Once the purchase is made, the store’s salesman will ask for a driver’s license. If the address on the license isn’t current, that’s enough to deny the purchase. Got an unpaid speeding ticket or a failure to appear? That’s enough for the Justice Department to deny a firearm purchase too.

Once the basic “where do you live” type information is entered on the form, you’ll be asked what race you are.

First, there’s a place to indicate if the purchaser is Hispanic or not. Then a second question to indicate what race the purchaser is, if not Hispanic.

Answers to those questions aren’t grounds for denying a firearms purchase. But the answers to the next series of questions on the form is. These are questions about criminal history: Have you ever been convicted of a felony of a crime that could carry a sentence of a year or more? Have you ever been found mentally unstable in a court?

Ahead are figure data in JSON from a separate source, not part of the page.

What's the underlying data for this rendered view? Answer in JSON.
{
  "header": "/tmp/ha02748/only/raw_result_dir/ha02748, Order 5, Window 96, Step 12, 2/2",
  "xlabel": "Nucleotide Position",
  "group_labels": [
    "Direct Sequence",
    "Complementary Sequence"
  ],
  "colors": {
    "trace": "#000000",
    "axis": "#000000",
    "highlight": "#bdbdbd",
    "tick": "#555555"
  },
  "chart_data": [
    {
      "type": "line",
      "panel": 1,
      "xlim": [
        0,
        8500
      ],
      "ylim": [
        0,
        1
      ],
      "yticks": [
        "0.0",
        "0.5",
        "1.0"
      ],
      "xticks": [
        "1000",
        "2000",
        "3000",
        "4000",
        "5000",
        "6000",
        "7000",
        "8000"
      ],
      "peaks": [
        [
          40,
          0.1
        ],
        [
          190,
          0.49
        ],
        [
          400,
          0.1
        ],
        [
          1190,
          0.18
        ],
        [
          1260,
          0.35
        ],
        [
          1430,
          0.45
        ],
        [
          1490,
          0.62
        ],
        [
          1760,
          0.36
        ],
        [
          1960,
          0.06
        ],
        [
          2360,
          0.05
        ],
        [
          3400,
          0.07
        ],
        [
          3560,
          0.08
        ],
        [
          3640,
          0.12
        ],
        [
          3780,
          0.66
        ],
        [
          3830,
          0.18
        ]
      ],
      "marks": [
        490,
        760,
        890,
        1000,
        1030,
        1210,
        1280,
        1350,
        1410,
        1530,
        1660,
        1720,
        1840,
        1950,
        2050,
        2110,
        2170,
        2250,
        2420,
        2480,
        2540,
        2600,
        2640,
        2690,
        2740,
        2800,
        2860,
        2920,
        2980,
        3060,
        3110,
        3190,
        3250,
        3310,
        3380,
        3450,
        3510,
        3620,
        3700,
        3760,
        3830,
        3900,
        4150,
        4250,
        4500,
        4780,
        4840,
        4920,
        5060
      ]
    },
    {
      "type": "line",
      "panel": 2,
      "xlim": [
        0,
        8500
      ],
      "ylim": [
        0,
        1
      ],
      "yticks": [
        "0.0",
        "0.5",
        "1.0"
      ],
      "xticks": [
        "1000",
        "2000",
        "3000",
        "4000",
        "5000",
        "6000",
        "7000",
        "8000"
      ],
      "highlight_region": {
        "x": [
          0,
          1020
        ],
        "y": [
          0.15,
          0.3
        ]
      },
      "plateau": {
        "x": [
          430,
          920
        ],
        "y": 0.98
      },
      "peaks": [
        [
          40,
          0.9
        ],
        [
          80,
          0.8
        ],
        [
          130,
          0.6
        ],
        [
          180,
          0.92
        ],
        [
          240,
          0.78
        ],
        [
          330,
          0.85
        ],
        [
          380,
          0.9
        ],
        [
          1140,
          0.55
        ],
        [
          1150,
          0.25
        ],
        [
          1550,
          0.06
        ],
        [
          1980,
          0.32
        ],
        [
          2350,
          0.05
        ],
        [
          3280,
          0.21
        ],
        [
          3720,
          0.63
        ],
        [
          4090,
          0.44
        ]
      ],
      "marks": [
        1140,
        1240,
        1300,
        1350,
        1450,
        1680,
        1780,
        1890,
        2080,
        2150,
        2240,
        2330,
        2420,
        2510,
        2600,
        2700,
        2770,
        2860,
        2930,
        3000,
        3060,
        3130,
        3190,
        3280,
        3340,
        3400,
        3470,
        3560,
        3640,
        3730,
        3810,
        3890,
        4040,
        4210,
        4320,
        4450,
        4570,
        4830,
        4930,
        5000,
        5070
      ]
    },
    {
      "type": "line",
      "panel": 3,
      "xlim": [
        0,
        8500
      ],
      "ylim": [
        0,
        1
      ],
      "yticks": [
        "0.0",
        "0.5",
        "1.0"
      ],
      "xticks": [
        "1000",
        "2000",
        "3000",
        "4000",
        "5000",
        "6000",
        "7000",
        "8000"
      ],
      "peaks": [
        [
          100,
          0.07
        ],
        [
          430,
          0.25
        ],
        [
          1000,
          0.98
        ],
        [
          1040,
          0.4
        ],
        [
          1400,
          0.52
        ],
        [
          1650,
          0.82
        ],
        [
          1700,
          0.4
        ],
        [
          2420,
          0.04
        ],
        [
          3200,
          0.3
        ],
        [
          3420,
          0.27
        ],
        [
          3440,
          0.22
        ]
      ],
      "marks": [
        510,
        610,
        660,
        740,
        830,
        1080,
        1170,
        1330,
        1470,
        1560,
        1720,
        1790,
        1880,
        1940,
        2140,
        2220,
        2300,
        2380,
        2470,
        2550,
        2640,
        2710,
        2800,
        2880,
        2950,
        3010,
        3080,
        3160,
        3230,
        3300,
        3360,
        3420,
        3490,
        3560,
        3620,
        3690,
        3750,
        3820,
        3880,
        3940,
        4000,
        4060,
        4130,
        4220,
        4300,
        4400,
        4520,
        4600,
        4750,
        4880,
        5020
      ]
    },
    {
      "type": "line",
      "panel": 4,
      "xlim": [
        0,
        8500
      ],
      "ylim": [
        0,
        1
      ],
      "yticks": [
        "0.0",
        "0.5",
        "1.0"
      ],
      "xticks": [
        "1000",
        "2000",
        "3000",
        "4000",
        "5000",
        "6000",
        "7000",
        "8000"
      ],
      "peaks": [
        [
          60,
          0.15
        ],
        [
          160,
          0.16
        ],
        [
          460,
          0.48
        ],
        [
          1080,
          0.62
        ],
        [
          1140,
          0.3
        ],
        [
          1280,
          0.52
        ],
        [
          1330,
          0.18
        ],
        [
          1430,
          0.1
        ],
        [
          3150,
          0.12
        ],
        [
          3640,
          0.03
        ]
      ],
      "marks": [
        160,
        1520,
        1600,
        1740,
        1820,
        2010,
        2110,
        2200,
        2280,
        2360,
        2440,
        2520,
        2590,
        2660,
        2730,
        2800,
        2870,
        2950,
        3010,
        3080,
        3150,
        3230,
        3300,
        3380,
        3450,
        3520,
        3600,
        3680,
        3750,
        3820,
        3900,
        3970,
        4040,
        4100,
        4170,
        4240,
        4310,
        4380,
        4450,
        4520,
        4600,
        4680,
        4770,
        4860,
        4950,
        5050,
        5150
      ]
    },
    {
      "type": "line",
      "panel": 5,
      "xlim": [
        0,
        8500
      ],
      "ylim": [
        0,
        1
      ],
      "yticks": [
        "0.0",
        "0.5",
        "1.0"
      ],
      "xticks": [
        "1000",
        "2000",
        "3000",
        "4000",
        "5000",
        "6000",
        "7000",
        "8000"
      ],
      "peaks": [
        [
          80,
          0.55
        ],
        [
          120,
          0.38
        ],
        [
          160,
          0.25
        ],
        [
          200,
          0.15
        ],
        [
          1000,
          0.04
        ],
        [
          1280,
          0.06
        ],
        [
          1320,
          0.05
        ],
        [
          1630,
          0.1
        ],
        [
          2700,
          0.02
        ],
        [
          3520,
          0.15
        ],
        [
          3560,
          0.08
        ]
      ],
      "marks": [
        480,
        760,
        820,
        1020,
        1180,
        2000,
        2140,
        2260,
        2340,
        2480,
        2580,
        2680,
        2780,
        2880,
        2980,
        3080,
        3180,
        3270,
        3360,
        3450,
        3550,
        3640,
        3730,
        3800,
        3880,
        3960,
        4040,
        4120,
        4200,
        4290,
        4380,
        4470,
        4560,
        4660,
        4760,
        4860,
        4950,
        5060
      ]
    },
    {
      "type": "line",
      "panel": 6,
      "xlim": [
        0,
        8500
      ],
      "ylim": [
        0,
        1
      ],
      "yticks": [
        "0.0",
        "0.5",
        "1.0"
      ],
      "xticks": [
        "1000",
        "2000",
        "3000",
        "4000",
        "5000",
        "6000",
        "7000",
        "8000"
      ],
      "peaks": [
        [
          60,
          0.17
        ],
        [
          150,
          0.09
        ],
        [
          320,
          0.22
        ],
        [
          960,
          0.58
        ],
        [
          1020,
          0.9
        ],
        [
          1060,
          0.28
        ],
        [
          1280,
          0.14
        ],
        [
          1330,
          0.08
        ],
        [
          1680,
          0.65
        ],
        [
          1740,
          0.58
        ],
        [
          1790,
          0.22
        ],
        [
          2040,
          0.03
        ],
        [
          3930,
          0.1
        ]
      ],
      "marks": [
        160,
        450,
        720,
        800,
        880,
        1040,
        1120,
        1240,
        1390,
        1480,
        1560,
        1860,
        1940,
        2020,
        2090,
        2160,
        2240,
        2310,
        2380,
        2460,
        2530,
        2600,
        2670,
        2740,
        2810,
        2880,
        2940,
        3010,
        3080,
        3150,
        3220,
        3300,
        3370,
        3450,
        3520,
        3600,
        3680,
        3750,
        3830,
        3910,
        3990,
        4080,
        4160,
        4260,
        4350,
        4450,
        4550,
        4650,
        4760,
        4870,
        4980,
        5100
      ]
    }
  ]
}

Once you’ve answer those questions and a few more on the form, the seller of the firearm will ask similar question, verbally.

“Are you a threat to yourself or others?” Greg Raabe of Shooters Warehouse asked when Fox40 reporter Ben Deci went through the background check.

All the information he collected goes to the Department of Justice. They have 10 days to deny the application.

No new is good news, Raabe said. He said applications are denied quite frequently.

“It’s a system that works,” Raabe said.

But it’s not a system that federal law currently requires at gun shows. And that puts brick-and-mortar store like Shooters Warehouse on unequal ground.